The Bush administration wants travel agents to help conduct new background checks on European and Asian travellers who do not need visas to enter the United States, officials said on Friday.
As part of a planned tightening of security standards for countries in the US visa waiver programme, the Department of Homeland Security would also demand that armed federal air marshals be allowed on foreign carriers' US-bound flights.
Some countries in the programme have gun laws that bar armed US security agents. But officials said US marshals, who already patrol US airlines' international flights, would be required on foreign flights unless the home country provided equivalent protections.
Paul Rosenzweig, acting assistant Homeland Security secretary for international affairs, said tighter security measures are part of a legislative package the administration will send Congress early next year intended to expand the visa waiver programme to new countries from Eastern Europe and Asia.
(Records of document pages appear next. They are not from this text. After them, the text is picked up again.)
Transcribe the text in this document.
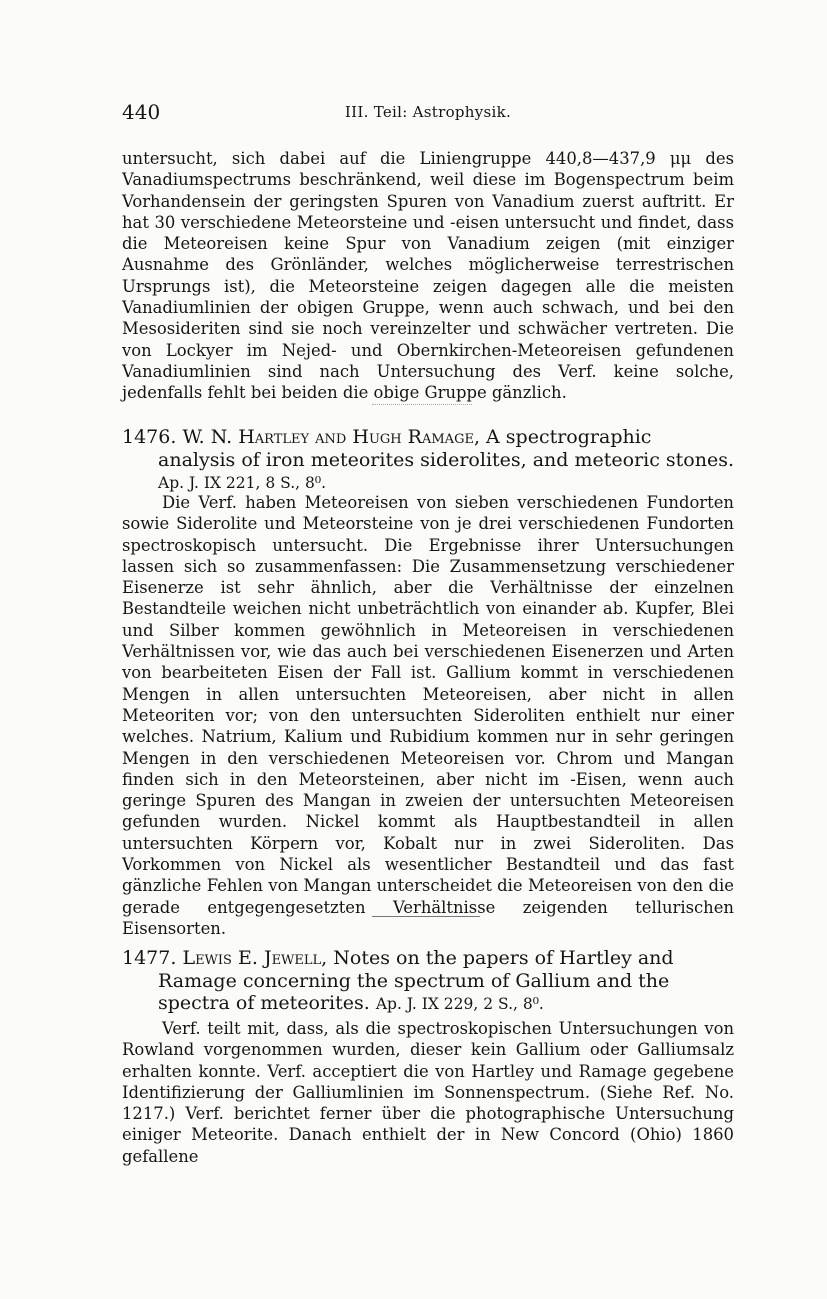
440	III. Teil: Astrophysik.

untersucht, sich dabei auf die Liniengruppe 440,8—437,9 μμ des Vanadiumspectrums beschränkend, weil diese im Bogenspectrum beim Vorhandensein der geringsten Spuren von Vanadium zuerst auftritt. Er hat 30 verschiedene Meteorsteine und -eisen untersucht und findet, dass die Meteoreisen keine Spur von Vanadium zeigen (mit einziger Ausnahme des Grönländer, welches möglicherweise terrestrischen Ursprungs ist), die Meteorsteine zeigen dagegen alle die meisten Vanadiumlinien der obigen Gruppe, wenn auch schwach, und bei den Mesosideriten sind sie noch vereinzelter und schwächer vertreten. Die von Lockyer im Nejed- und Obernkirchen-Meteoreisen gefundenen Vanadiumlinien sind nach Untersuchung des Verf. keine solche, jedenfalls fehlt bei beiden die obige Gruppe gänzlich.

1476. W. N. Hartley and Hugh Ramage, A spectrographic analysis of iron meteorites siderolites, and meteoric stones. Ap. J. IX 221, 8 S., 8⁰.

Die Verf. haben Meteoreisen von sieben verschiedenen Fundorten sowie Siderolite und Meteorsteine von je drei verschiedenen Fundorten spectroskopisch untersucht. Die Ergebnisse ihrer Untersuchungen lassen sich so zusammenfassen: Die Zusammensetzung verschiedener Eisenerze ist sehr ähnlich, aber die Verhältnisse der einzelnen Bestandteile weichen nicht unbeträchtlich von einander ab. Kupfer, Blei und Silber kommen gewöhnlich in Meteoreisen in verschiedenen Verhältnissen vor, wie das auch bei verschiedenen Eisenerzen und Arten von bearbeiteten Eisen der Fall ist. Gallium kommt in verschiedenen Mengen in allen untersuchten Meteoreisen, aber nicht in allen Meteoriten vor; von den untersuchten Sideroliten enthielt nur einer welches. Natrium, Kalium und Rubidium kommen nur in sehr geringen Mengen in den verschiedenen Meteoreisen vor. Chrom und Mangan finden sich in den Meteorsteinen, aber nicht im -Eisen, wenn auch geringe Spuren des Mangan in zweien der untersuchten Meteoreisen gefunden wurden. Nickel kommt als Hauptbestandteil in allen untersuchten Körpern vor, Kobalt nur in zwei Sideroliten. Das Vorkommen von Nickel als wesentlicher Bestandteil und das fast gänzliche Fehlen von Mangan unterscheidet die Meteoreisen von den die gerade entgegengesetzten Verhältnisse zeigenden tellurischen Eisensorten.

1477. Lewis E. Jewell, Notes on the papers of Hartley and Ramage concerning the spectrum of Gallium and the spectra of meteorites. Ap. J. IX 229, 2 S., 8⁰.

Verf. teilt mit, dass, als die spectroskopischen Untersuchungen von Rowland vorgenommen wurden, dieser kein Gallium oder Galliumsalz erhalten konnte. Verf. acceptiert die von Hartley und Ramage gegebene Identifizierung der Galliumlinien im Sonnenspectrum. (Siehe Ref. No. 1217.) Verf. berichtet ferner über die photographische Untersuchung einiger Meteorite. Danach enthielt der in New Concord (Ohio) 1860 gefallene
The administration wants Congress to give Homeland Security Secretary Michael Chertoff the authority to waive visa requirements for countries that agree to adopt the more stringent security standards.
US officials also want tighter controls on lost or stolen foreign passports, more flexible repatriation procedures for foreign nationals deported by US courts, common standards for travel documents and foreign airport security upgrades.
"We are going to ask all of our partners in the visa waiver programme, both those who want to join from Eastern Europe and South Korea, for example, and the current members to raise their security standards," he told reporters.
Under the programme, which began in the 1980s, people from 27 mostly European countries can travel to the United States and stay up to 90 days without a visa. Japan, Australia, Singapore, New Zealand and Brunei are also included.
US law now lets the government waive visas only when a country meets requirements such as a low rate of visitors who over-stay their US visas.
President George W. Bush said on Tuesday he would seek Congress' approval to ease travel requirements for countries that have helped in Iraq and the US war on terrorism.
Last month, the United States and European Union agreed on rules to supply personal data on US-bound air passengers as part of the fight against terrorism. But Rosenzweig said Washington's plan for an electronic travel authorisation programme for visa waiver countries would effectively bypass the EU through agreements with individual European countries.
The administration would model the programme on an Australian system requiring travel agents to supply authorities with personal details about travellers, which could be checked against terrorism and criminal databases.
Rosenzweig said EU officials, who have complained about potential privacy violations, agreed to release much of the same biographical information in the October accord.